Sign up for a free GitHub account

Preparation

No advance preparation is necessary.

Optional: If you are unfamiliar with ontologies, this introduction to ontologies explanation may be helpful.

What is delivered as part of the course

Description: The purpose of this lesson is to train biomedical researchers on how to find a term, what to do if they find too many terms, how to decide on which term to use, and what to do if no term is found.

Learning objectives

  • Understand open source ontology community development
  • Identify the best ontology or ontologies for annotation of biomedical data
  • Find ontology terms and chose the best ontology term
  • Make new term requests

Lesson

Introduction to Community Based Ontology Development

This how to guide on How to be an Open Science Engineer - maximizing impact for a better world has a lot of details about the philosophy behind open science ontology engineering. Some key points are summarized below.

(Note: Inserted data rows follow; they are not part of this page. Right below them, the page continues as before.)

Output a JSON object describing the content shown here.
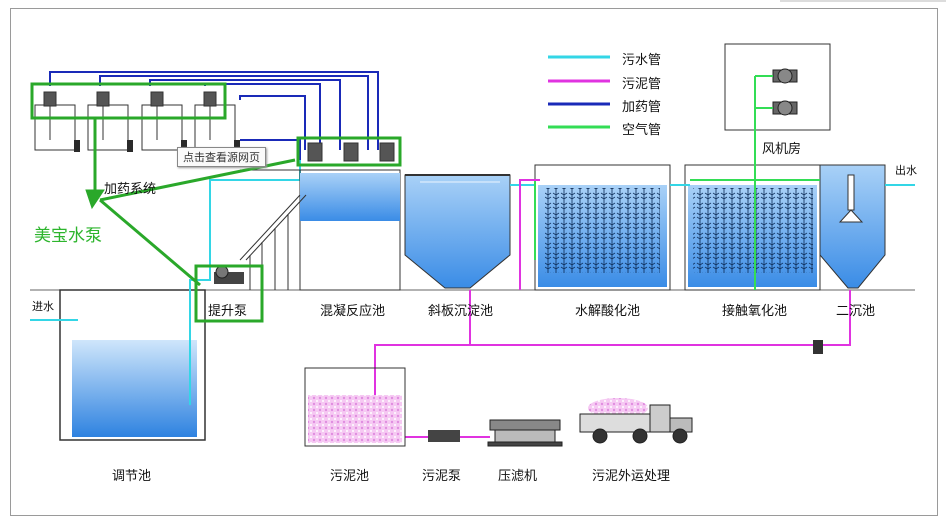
{
  "legend": {
    "items": [
      {
        "label": "污水管",
        "color": "#33d6e6"
      },
      {
        "label": "污泥管",
        "color": "#e033e0"
      },
      {
        "label": "加药管",
        "color": "#1a2ab8"
      },
      {
        "label": "空气管",
        "color": "#33dd55"
      }
    ]
  },
  "labels": {
    "blower_room": "风机房",
    "dosing_system": "加药系统",
    "outlet": "出水",
    "inlet": "进水",
    "lift_pump": "提升泵",
    "coag_tank": "混凝反应池",
    "inclined_settler": "斜板沉淀池",
    "hydrolysis_tank": "水解酸化池",
    "contact_oxidation": "接触氧化池",
    "secondary_settler": "二沉池",
    "equalization_tank": "调节池",
    "sludge_tank": "污泥池",
    "sludge_pump": "污泥泵",
    "filter_press": "压滤机",
    "sludge_transport": "污泥外运处理"
  },
  "overlay": {
    "brand": "美宝水泵",
    "tooltip": "点击查看源网页",
    "highlight_color": "#2aa82a"
  },
  "colors": {
    "water": "#3d8ee8",
    "water_light": "#cfe6fb",
    "sewage_pipe": "#33d6e6",
    "sludge_pipe": "#e033e0",
    "dosing_pipe": "#1a2ab8",
    "air_pipe": "#33dd55",
    "sludge": "#f2b8ef"
  }
}
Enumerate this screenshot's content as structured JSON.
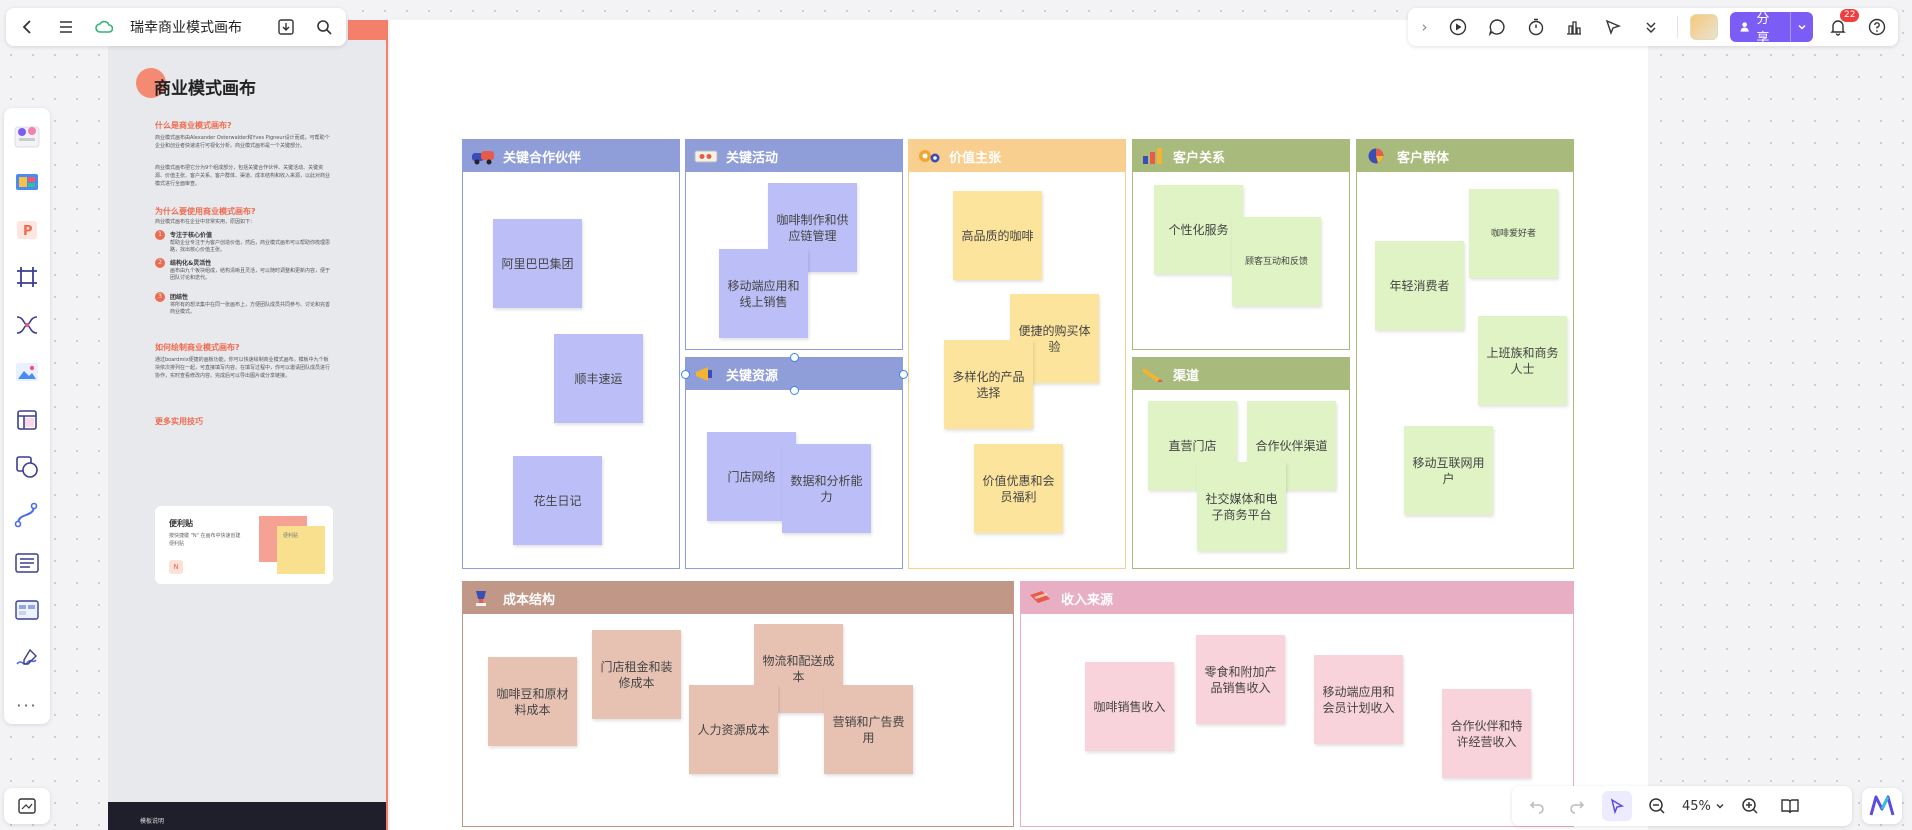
{
  "topbar": {
    "doc_title": "瑞幸商业模式画布"
  },
  "topright": {
    "share_label": "分享",
    "notifications_count": "22"
  },
  "guide": {
    "title": "商业模式画布",
    "sections": [
      {
        "heading": "什么是商业模式画布?",
        "paragraphs": [
          "商业模式画布由Alexander Osterwalder和Yves Pigneur设计而成，可帮助个企业和创业者快速进行可视化分析。商业模式画布是一个关键部分。",
          "商业模式画布把它分为9个组成部分，包括关键合作伙伴、关键活动、关键资源、价值主张、客户关系、客户群体、渠道、成本结构和收入来源，以此对商业模式进行全面审查。"
        ]
      },
      {
        "heading": "为什么要使用商业模式画布?",
        "paragraphs": [
          "商业模式画布在企业中非常实用，原因如下："
        ]
      },
      {
        "heading": "如何绘制商业模式画布?",
        "paragraphs": [
          "通过boardmix便捷的画板功能，你可以快速绘制商业模式画布。模板中九个板块依次排列在一起，可直接填写内容。在填写过程中，你可以邀请团队成员进行协作，实时查看修改内容。完成后可以导出图片或分享链接。"
        ]
      },
      {
        "heading": "更多实用技巧",
        "paragraphs": []
      }
    ],
    "reasons": [
      {
        "num": "1",
        "title": "专注于核心价值",
        "text": "帮助企业专注于为客户创造价值，然后，商业模式画布可以帮助你梳理思路，找出核心价值主张。"
      },
      {
        "num": "2",
        "title": "结构化&灵活性",
        "text": "画布由九个板块组成，结构清晰且灵活，可以随时调整和更新内容，便于团队讨论和迭代。"
      },
      {
        "num": "3",
        "title": "团结性",
        "text": "将所有的想法集中在同一张画布上，方便团队成员共同参与、讨论和完善商业模式。"
      }
    ],
    "tip": {
      "title": "便利贴",
      "text": "按快捷键 \"N\" 在画布中快速创建便利贴",
      "key": "N",
      "note_text": "便利贴"
    },
    "footer": "模板说明"
  },
  "canvas": {
    "blocks": {
      "partners": {
        "title": "关键合作伙伴",
        "notes": [
          "阿里巴巴集团",
          "顺丰速运",
          "花生日记"
        ]
      },
      "activities": {
        "title": "关键活动",
        "notes": [
          "咖啡制作和供应链管理",
          "移动端应用和线上销售"
        ]
      },
      "resources": {
        "title": "关键资源",
        "notes": [
          "门店网络",
          "数据和分析能力"
        ]
      },
      "value": {
        "title": "价值主张",
        "notes": [
          "高品质的咖啡",
          "便捷的购买体验",
          "多样化的产品选择",
          "价值优惠和会员福利"
        ]
      },
      "relations": {
        "title": "客户关系",
        "notes": [
          "个性化服务",
          "顾客互动和反馈"
        ]
      },
      "channels": {
        "title": "渠道",
        "notes": [
          "直营门店",
          "合作伙伴渠道",
          "社交媒体和电子商务平台"
        ]
      },
      "segments": {
        "title": "客户群体",
        "notes": [
          "咖啡爱好者",
          "年轻消费者",
          "上班族和商务人士",
          "移动互联网用户"
        ]
      },
      "costs": {
        "title": "成本结构",
        "notes": [
          "咖啡豆和原材料成本",
          "门店租金和装修成本",
          "物流和配送成本",
          "人力资源成本",
          "营销和广告费用"
        ]
      },
      "revenue": {
        "title": "收入来源",
        "notes": [
          "咖啡销售收入",
          "零食和附加产品销售收入",
          "移动端应用和会员计划收入",
          "合作伙伴和特许经营收入"
        ]
      }
    },
    "colors": {
      "partners": "#8f9ed9",
      "activities": "#8f9ed9",
      "value": "#f9cf8f",
      "relations": "#a8ba7c",
      "segments": "#a8ba7c",
      "costs": "#c19787",
      "revenue": "#e8aec4",
      "accent": "#7b5cf5",
      "guide_accent": "#ef6b50"
    }
  },
  "bottombar": {
    "zoom": "45%"
  }
}
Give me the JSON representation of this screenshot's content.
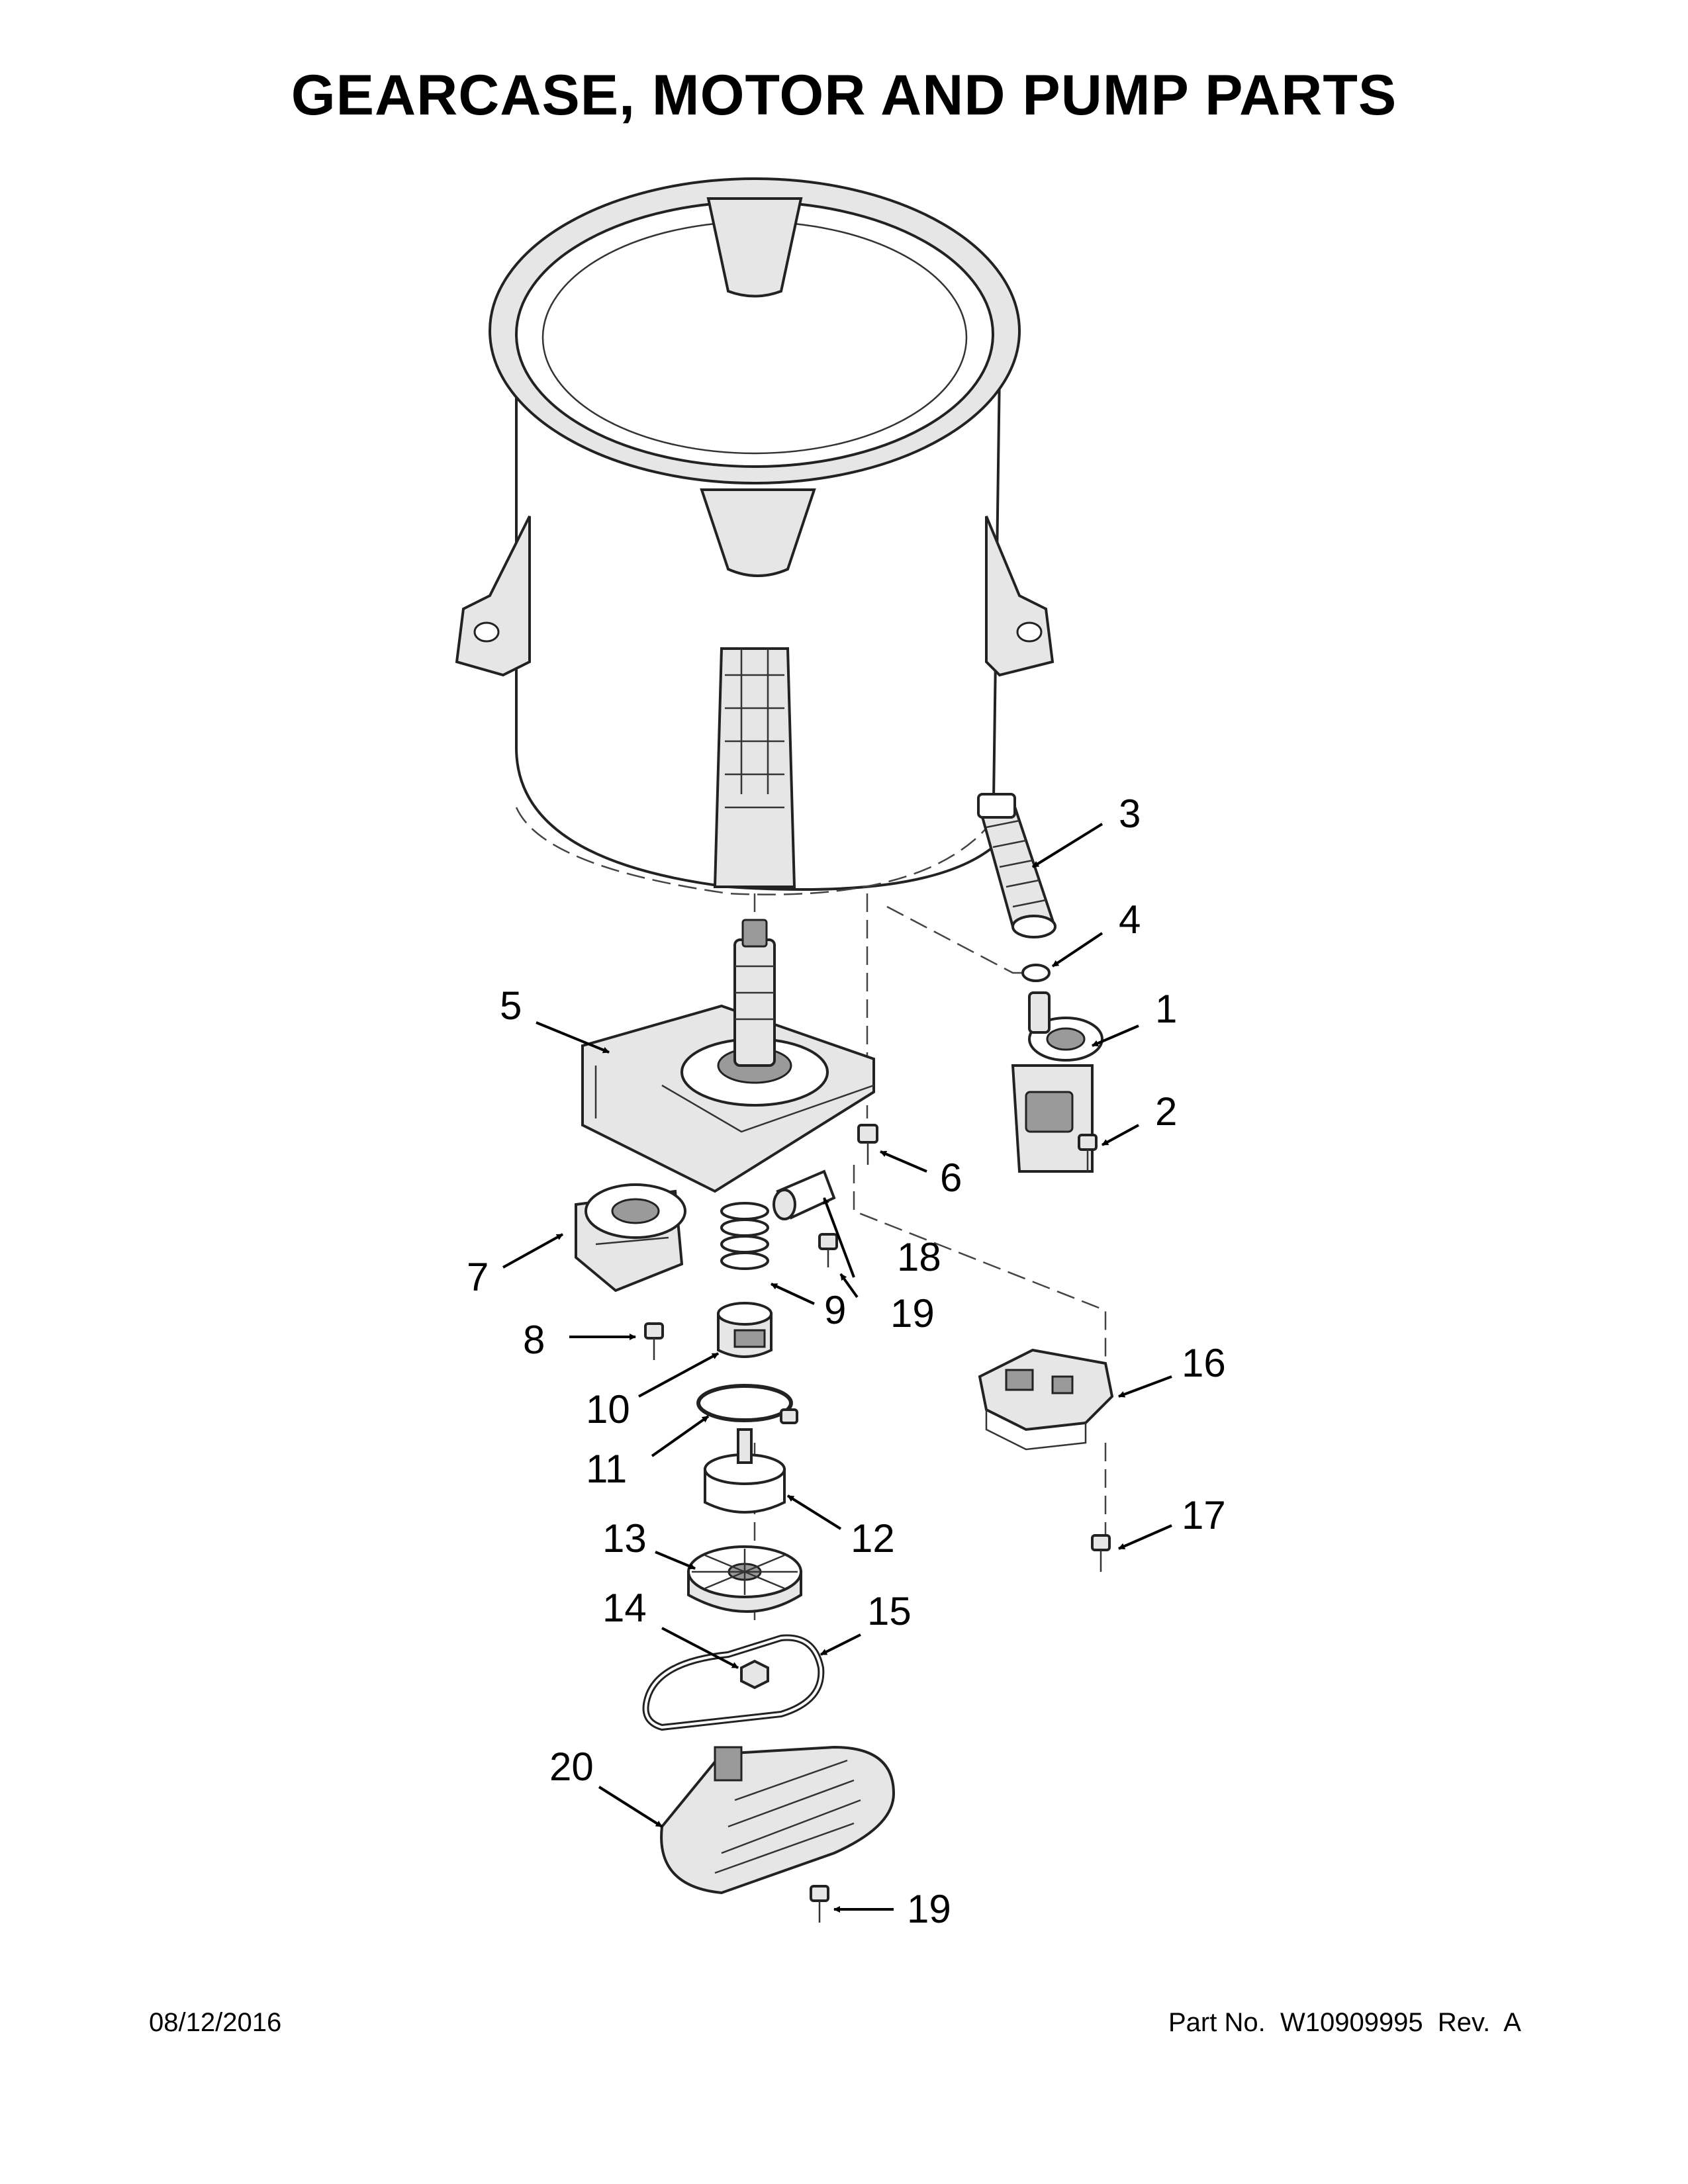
{
  "title": "GEARCASE, MOTOR AND PUMP PARTS",
  "footer": {
    "date": "08/12/2016",
    "part_label": "Part No.",
    "part_number": "W10909995",
    "rev_label": "Rev.",
    "rev": "A"
  },
  "callouts": {
    "c1": "1",
    "c2": "2",
    "c3": "3",
    "c4": "4",
    "c5": "5",
    "c6": "6",
    "c7": "7",
    "c8": "8",
    "c9": "9",
    "c10": "10",
    "c11": "11",
    "c12": "12",
    "c13": "13",
    "c14": "14",
    "c15": "15",
    "c16": "16",
    "c17": "17",
    "c18": "18",
    "c19a": "19",
    "c19b": "19",
    "c20": "20"
  }
}
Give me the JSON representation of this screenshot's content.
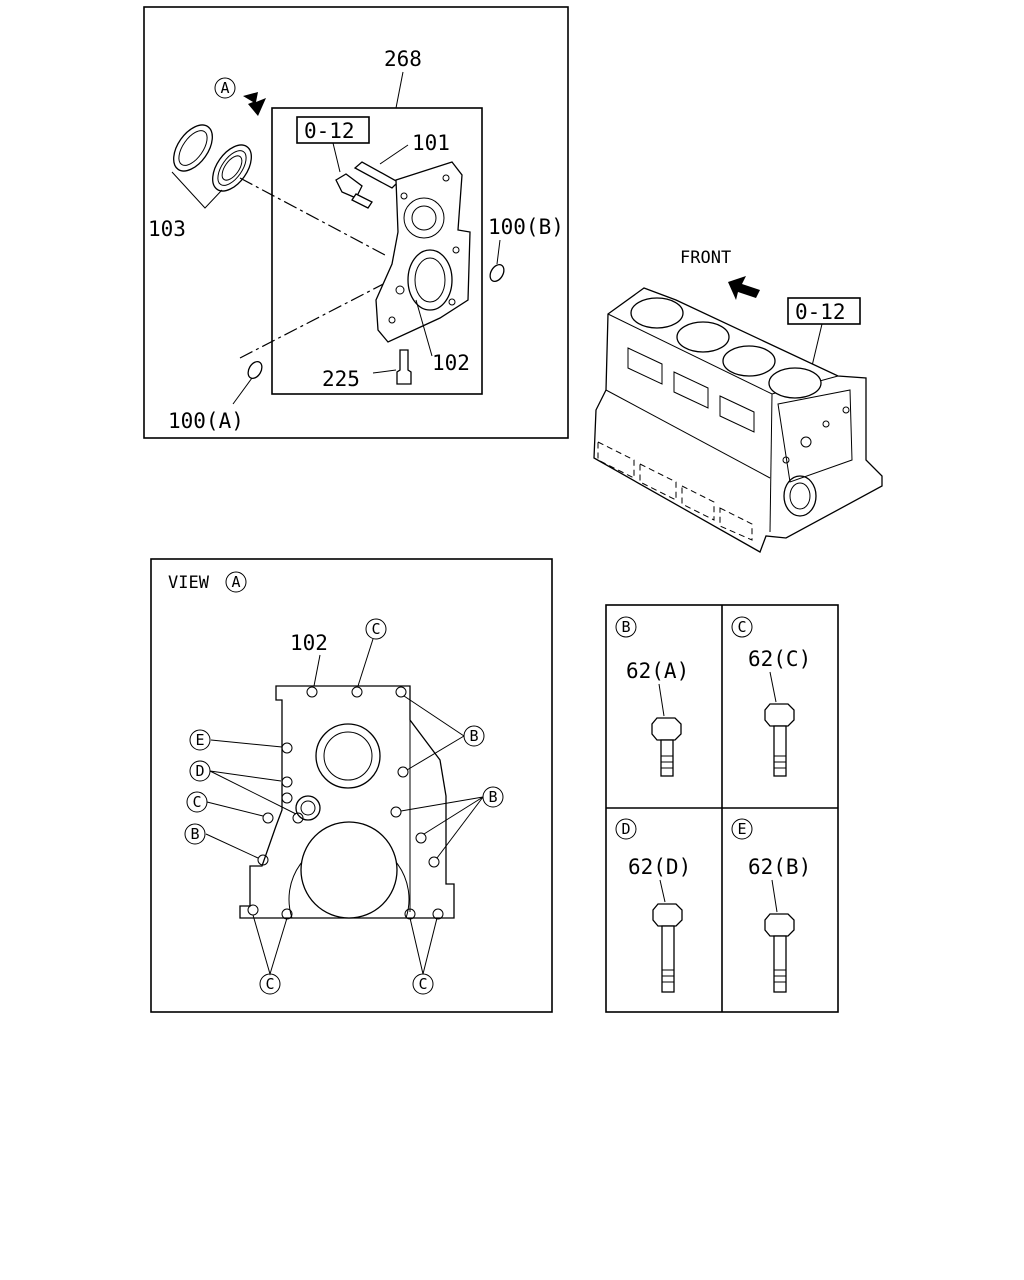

  • The ontologies that I will promote in this lesson are part of the OBO Foundry, a community of ontology developers that are committed to developing open, freely available, community ontologies under a share set of guiding principles, that ensure the ontologies are interoperable, scientifically accurate, amongst other qualities.
  • A key feature of the success of our ontologies is the community who contributes to them. (I claim they are successful because they are widely used in biomedical curation, databases, bioinformatics and computational analyses.)
  • Principle of Collaboration:
    • These ontologies rely on community contributions and many are not funded. We value your expertise in making new term requests, requesting changes or commenting on existing tickets.
    • The OBO Academy has a lot of self-paced learning material, if you are inclined to learn how to contribute directly to ontologies.
    • Join Slack channels and email lists.
    • Reduce work for others as much as possible by communicating clearly.
    • Be positive and generous with gratitude and attribution.
    • Promote truly open communication: Create public tickets which can be searched and referred to later.
  • Principle of Upstream Fixing
    • Report an bugs or errors to the source ontology.
    • Make term requests for any missing terms.
  • Principle of No Ownership:
    • Ensure that you see your issues through to the end.
    • Feel free to nudge ontology curators.

Where to find ontology terms and how to chose the right terms

See lesson on Using Ontologies and Ontology Terms

How to make new term requests

See How to guide on Make term requests to existing ontologies

Exercise

  1. Sign up for a GitHub account if you do not already have one. (Some of the exercises can be done without being signed into GitHub).
  2. Search for an ontology term in OLS:
    • Search for 'exhaust exposure'. Note how many results you get. Do you have a sense of how to select the appropriate term for your annotations?
  3. Make a new term request for a missing term:
    • Suppose you want a more general term than already exists: exhuast exposure. Using the instructions in How to guide on Make term requests to existing ontologies, make a new term request to an appropriate GitHub repository for an ontology, such as ECTO. (Note, since this is just for practice, please do not submit the ticket.)